Mary Harris “Mother Jones,” a much better-known Labor activist, was also celebrated at the event. Originally from Ireland, Mother Jones crusaded throughout the nation for better working conditions. She campaigned for the United Mine Workers, founded the Social Democratic Party and helped establish the Industrial Workers of the World before her death in 1930.

She worked with the Knights of Labor, often giving speeches to inspire the workers during strikes. She helped coal miners in Pennsylvania in 1873 and railroad workers in 1877.

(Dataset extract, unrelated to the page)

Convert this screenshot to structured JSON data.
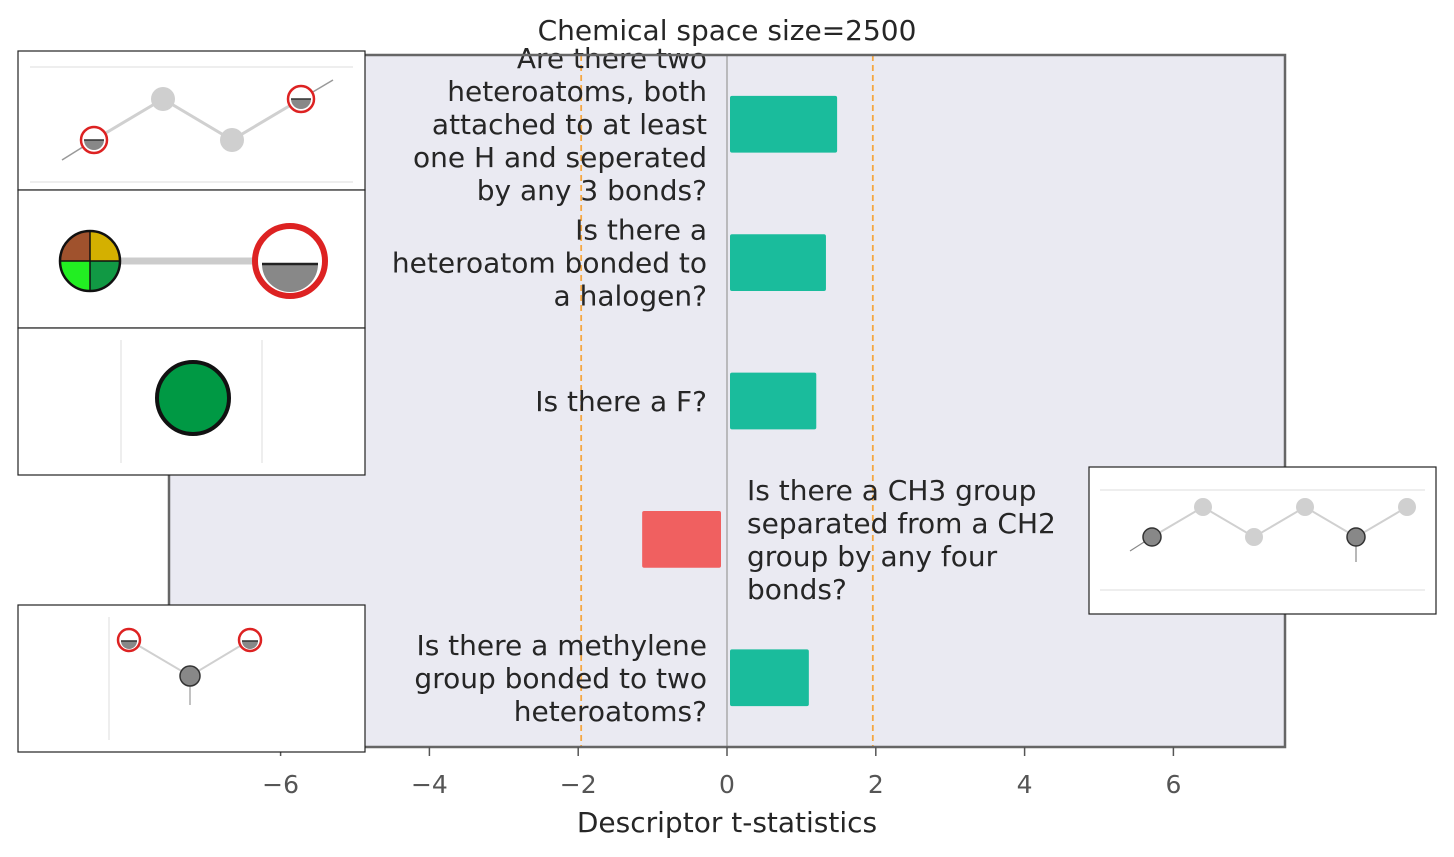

LORETTA WILLIAMS in character as Mother Jones

Mother Jones was portrayed in period clothing at the Collinsville event by Loretta Williams of Jerseyville, IL, who has mastered the Irish accent and fiery speech of the union activist.

Williams, speaking as Mother Jones, said, “A reporter asked me, ‘Where is your home?’ I said, ‘My home is wherever my shoes take me – wherever there is injustice.’

“History repeats itself,” she added. “There are two classes of people. There are the workers and there are the robbers. Which class are you?”

Mother Jones is buried at Union Miners Cemetery in Mount Olive, near the miners for whom she campaigned so tirelessly. A large monument in the cemetery and the museum in the village hall recognize her accomplishments.

The Blum House program also included a recounting of the Triangle Shirtwaist Factory fire in New York City on March 25, 1911. It was the deadliest industrial disaster in the history of the city, and one of the worst in U.S. history. The fire caused the deaths of 146 garment workers – 123 women and 23 men, trapped in the factory by locked doors.

The fire spurred the International Ladies’ Garment Workers Union to mobilize to improve conditions for garment workers. The building that housed the factory was designated a National Historic Landmark and a New York City landmark.